Questa ragazza era stata poi riscattata, a costo di grandi debiti, da Gen, un medico di osservanza cinese che la conosceva e l’amava fin da bambina e che, rimasto vedovo, l’aveva sposata anche per dare una nuova madre a suo figlio Kenzo.

Successivamente, Gen si ammala di “ascesso cerebrale” (probabilmente un tumore al cervello) e Kicho non ha altra scelta che tornare spontaneamente a lavorare al Chikugoya, destinando tutti i proventi della sua attività, e tutto quel che di extra può ricavare, a lui e a Kenzo, che però ignora i retroscena, e pensa che Kicho abbia abbandonato lui e suo padre per egoismo.

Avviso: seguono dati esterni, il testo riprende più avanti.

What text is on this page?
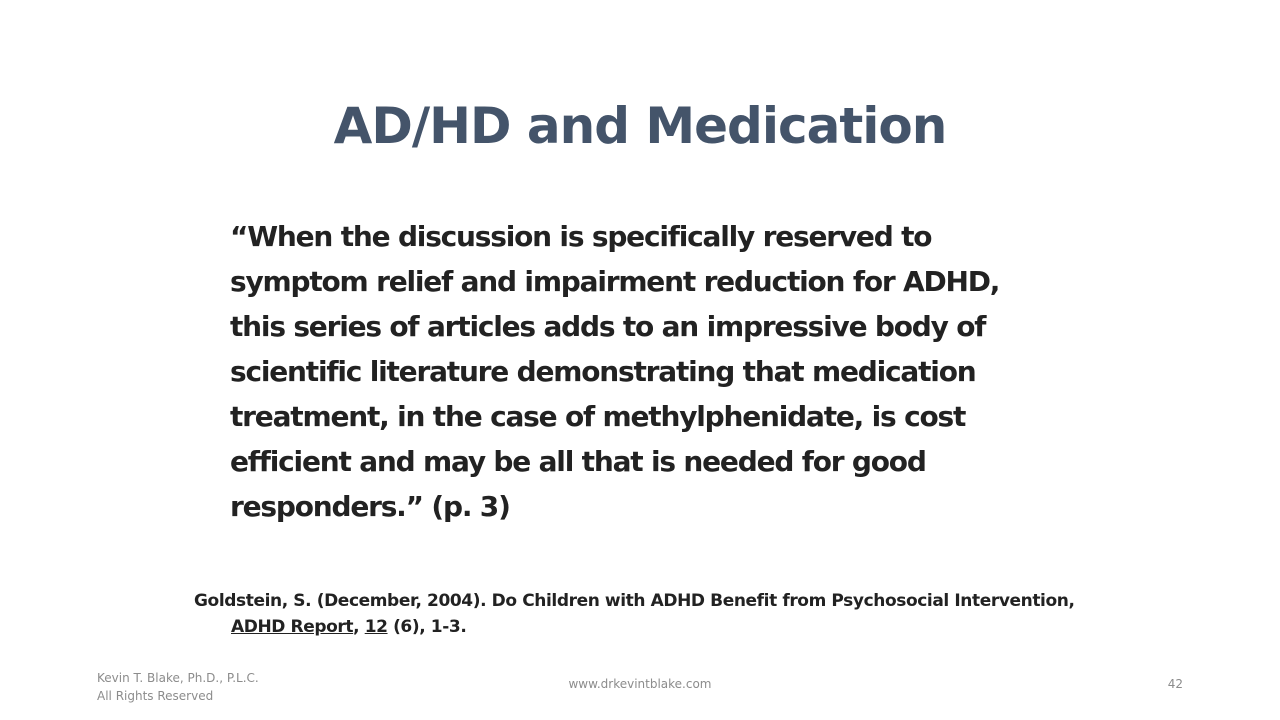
AD/HD and Medication
“When the discussion is specifically reserved to symptom relief and impairment reduction for ADHD, this series of articles adds to an impressive body of scientific literature demonstrating that medication treatment, in the case of methylphenidate, is cost efficient and may be all that is needed for good responders.” (p. 3)
Goldstein, S. (December, 2004). Do Children with ADHD Benefit from Psychosocial Intervention, ADHD Report, 12 (6), 1-3.
Kevin T. Blake, Ph.D., P.L.C.
All Rights Reserved
www.drkevintblake.com	42
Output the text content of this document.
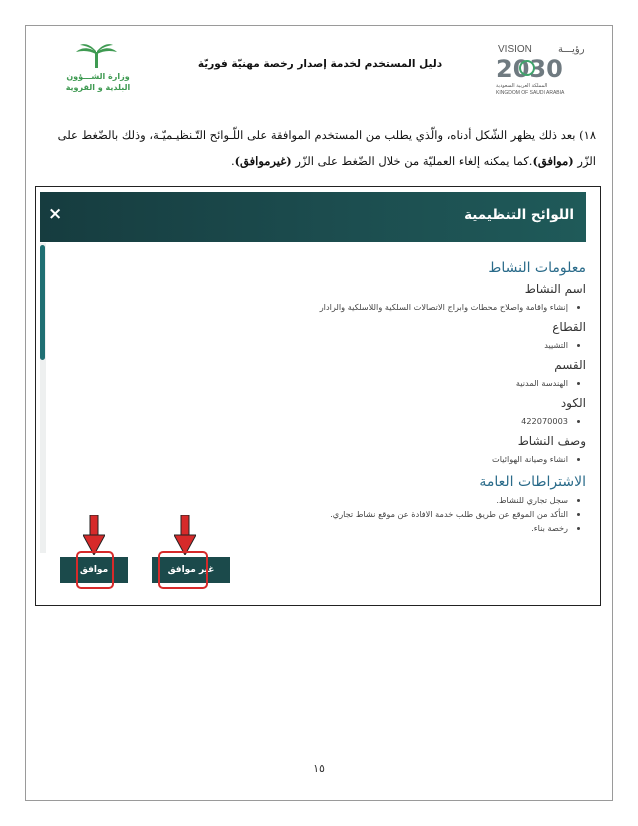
VISION	رؤيـــة
2030
المملكة العربية السعودية
KINGDOM OF SAUDI ARABIA
دليل المستخدم لخدمة إصدار رخصة مهنيّة فوريّة
وزارة الشـــؤون
البلدية و القروية
١٨) بعد ذلك يظهر الشّكل أدناه، والّذي يطلب من المستخدم الموافقة على اللّـوائح التّـنظيـميّـة، وذلك بالضّغط على
الزّر (موافق).كما يمكنه إلغاء العمليّة من خلال الضّغط على الزّر (غيرموافق).
اللوائح التنظيمية
×
معلومات النشاط
اسم النشاط
• إنشاء واقامة واصلاح محطات وابراج الاتصالات السلكية واللاسلكية والرادار
القطاع
• التشييد
القسم
• الهندسة المدنية
الكود
• 422070003
وصف النشاط
• انشاء وصيانة الهوائيات
الاشتراطات العامة
• سجل تجاري للنشاط.
• التأكد من الموقع عن طريق طلب خدمة الافادة عن موقع نشاط تجاري.
• رخصة بناء.
موافق	غير موافق
١٥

Kicho, essendo una donna intelligente e di mentalità aperta, non disdegna di frequentare anche gli stranieri olandesi, che hanno una colonia commerciale a Nagasaki, ed è così che conosce il dottor Thon, un medico di osservanza occidentale con cui allaccia un rapporto molto dolce e confidenziale. Sarà proprio Thon a procurare medicine e cibi nutrienti al “fratello malato” di Kicho (in realtà Gen), e avrà modo di conoscere e aiutare anche Kenzo, interessato a imparare la medicina occidentale.

Solo con il precipitare degli eventi (l’aggravarsi di Gen, e la sua morte) Thon e Kenzo capiranno quale sia stato il vero ruolo di Kicho ed il suo sacrificio, e mentre per Thon, innamorato della geisha, sarà inevitabile la delusione (suo fratello Bart gli dice: “Ti sei svegliato da un sogno… è giusto che sia così”), per Kenzo vi sarà un cambio di prospettiva tale da voler riscattare a sua volta Kicho qualche anno dopo, nel 1870, quando è ormai avviato a una brillante carriera di medico (e si veste all’occidentale), mentre lei è già “sul viale del tramonto” come Tayu. Ma Kicho rifiuta: “Gen ormai non c’è più, e non voglio ingannare me stessa, con un altro sogno”.

La storia si chiude con Kicho che rivolge al suo Gen un saluto, “Mi sa che presto arriverò anch’io”, che sembra alludere a una sua prossima fine (sulle sue braccia appaiono delle pustole, forse conseguenza della sifilide).

Pur essendo ambientata in un lupanare (Casa di tolleranza? Bordellone extra-lusso?… temo che tutti questi termini non rendano l’equivalente giapponese), questa storia non presenta MAI scene di sesso, al massimo dei nudi, molto castigati.

E’ in effetti una storia molto poco erotica, e molto sentimentale, diciamo, nel senso migliore del termine.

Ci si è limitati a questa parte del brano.